You sound like really hard work.

McBalls Fri 24-May-13 21:46:59

Oh god...I doubt there is an office or dept anywhere that doesn't have junior, know-everything members of staff.
Always convinced they do more than their superiors, always adamant that they hold the place together.
Know-everything yet still manage to miss the glaring discrepancies in their beliefs.

You're being pulled up on your behaviour op, concentrate on that. Believe me, if you were the prized employee you believe yourself to be then how are you in a lower position than two people you regard as being useless?

ShadowStorm Fri 24-May-13 21:45:20

Right, so if someone is your superior you have to put up how they are, regardless of how incompetent they are.
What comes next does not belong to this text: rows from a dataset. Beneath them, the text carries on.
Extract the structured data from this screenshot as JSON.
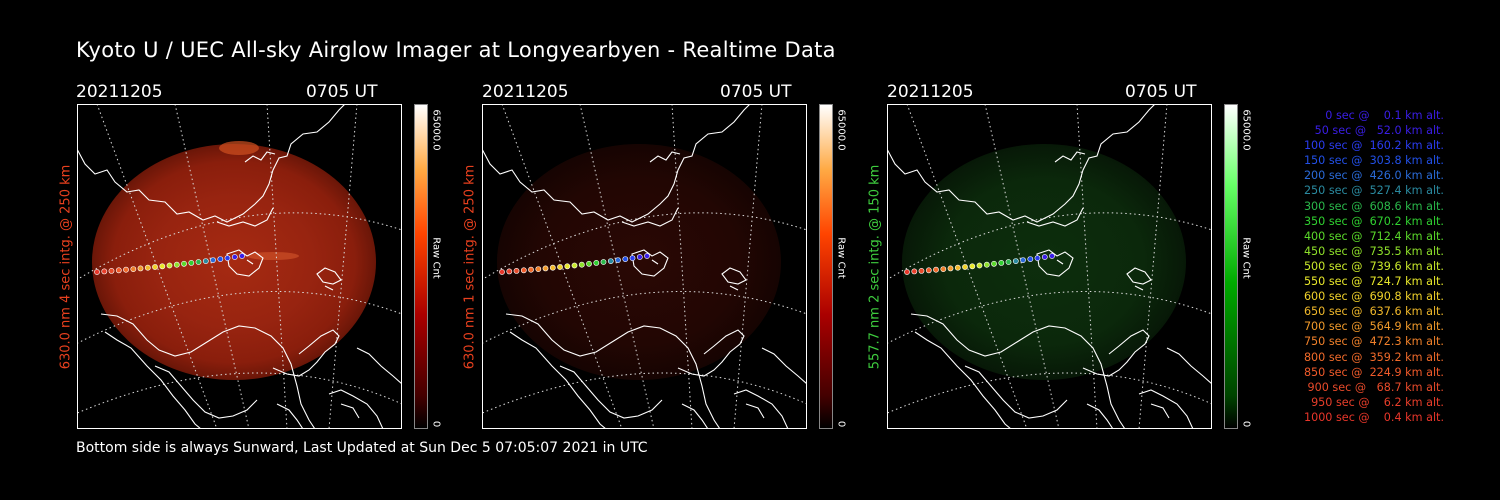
{
  "title": "Kyoto U / UEC All-sky Airglow Imager at Longyearbyen - Realtime Data",
  "footer": "Bottom side is always Sunward, Last Updated at Sun Dec  5 07:05:07 2021 in UTC",
  "panels": [
    {
      "date": "20211205",
      "time": "0705 UT",
      "ylabel": "630.0 nm 4 sec intg. @ 250 km",
      "ylabel_color": "#e8401e",
      "cbar_max": "65000.0",
      "cbar_min": "0",
      "cbar_label": "Raw Cnt",
      "colormap": "red",
      "intensity": "bright"
    },
    {
      "date": "20211205",
      "time": "0705 UT",
      "ylabel": "630.0 nm 1 sec intg. @ 250 km",
      "ylabel_color": "#e8401e",
      "cbar_max": "65000.0",
      "cbar_min": "0",
      "cbar_label": "Raw Cnt",
      "colormap": "red",
      "intensity": "dim"
    },
    {
      "date": "20211205",
      "time": "0705 UT",
      "ylabel": "557.7 nm 2 sec intg. @ 150 km",
      "ylabel_color": "#3ecc3e",
      "cbar_max": "65000.0",
      "cbar_min": "0",
      "cbar_label": "Raw Cnt",
      "colormap": "green",
      "intensity": "dim"
    }
  ],
  "legend": [
    {
      "text": "0 sec @    0.1 km alt.",
      "color": "#3a1ee6"
    },
    {
      "text": "50 sec @   52.0 km alt.",
      "color": "#3a1ee6"
    },
    {
      "text": "100 sec @  160.2 km alt.",
      "color": "#2a3cf0"
    },
    {
      "text": "150 sec @  303.8 km alt.",
      "color": "#2250e8"
    },
    {
      "text": "200 sec @  426.0 km alt.",
      "color": "#2a6ad8"
    },
    {
      "text": "250 sec @  527.4 km alt.",
      "color": "#2a8aa0"
    },
    {
      "text": "300 sec @  608.6 km alt.",
      "color": "#2ab84a"
    },
    {
      "text": "350 sec @  670.2 km alt.",
      "color": "#30d030"
    },
    {
      "text": "400 sec @  712.4 km alt.",
      "color": "#5ad82a"
    },
    {
      "text": "450 sec @  735.5 km alt.",
      "color": "#8ee02a"
    },
    {
      "text": "500 sec @  739.6 km alt.",
      "color": "#c8e82a"
    },
    {
      "text": "550 sec @  724.7 km alt.",
      "color": "#e8e82a"
    },
    {
      "text": "600 sec @  690.8 km alt.",
      "color": "#f0d22a"
    },
    {
      "text": "650 sec @  637.6 km alt.",
      "color": "#f0b82a"
    },
    {
      "text": "700 sec @  564.9 km alt.",
      "color": "#f09a2a"
    },
    {
      "text": "750 sec @  472.3 km alt.",
      "color": "#f0802a"
    },
    {
      "text": "800 sec @  359.2 km alt.",
      "color": "#f06a2a"
    },
    {
      "text": "850 sec @  224.9 km alt.",
      "color": "#f05a2a"
    },
    {
      "text": "900 sec @   68.7 km alt.",
      "color": "#e84a2a"
    },
    {
      "text": "950 sec @    6.2 km alt.",
      "color": "#e83e2a"
    },
    {
      "text": "1000 sec @    0.4 km alt.",
      "color": "#e8362a"
    }
  ]
}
Yes, that's right. You do have to put up with them. Or get a new job elsewhere.

Whining because she wants you to swear less won't help you at work. It's a perfectly reasonable request.

I'm also wondering just how incompetent she really is, if she's managed to stay employed in this role, rather than being sacked or shuffled sideways into a different role. Is it possible that there's a lot more to her job than you think there is?

DonDrapersAltrEgoBigglesDraper Fri 24-May-13 21:29:32

I'm guessing this is your first job - if you've been in it 8 years and you're still quite young, so that makes sense.

On all honesty, unhappy as you seem to be with the office politics (you'll get this wherever you go), then you need to look for another job and leave.

8 years is a good innings in any job. You don't have to be persuaded to stay by a pay rise. There is more to life than this.

Actively look for another job and move on. More experience out in e workplace might help you put all this in perspective.

Jinsei Fri 24-May-13 18:38:23

People are assuming that you're young, OP, because you sound quite naive and inexperienced. Your boss has made a reasonable management request and you need to comply with it. End of.

As for whether your boss is incompetent, I very much doubt that you're in a position to judge. There is probably a reason why she is senior to you, whether you recognise it or not.

I manage a large team, and I know that the staff in one of my sub-teams think their immediate line manager is pretty incompetent. That's because she doesn't do things in the way that they want her to do them, and she doesn't spend her time on the things that they consider to be the priorities. As her manager's manager, I know exactly what they think and I completely disagree with them. She is doing the job that I brought her in to do, and she is doing it brilliantly. Her team might not understand this, as they don't have the same overview as she and I have, and we can't even share all that we know with them. They are all very competent at what they do, but none of them could do their manager's role and they simply aren't in a position to judge her performance.

I think you need to focus on your own conduct and performance tbh. And grow up.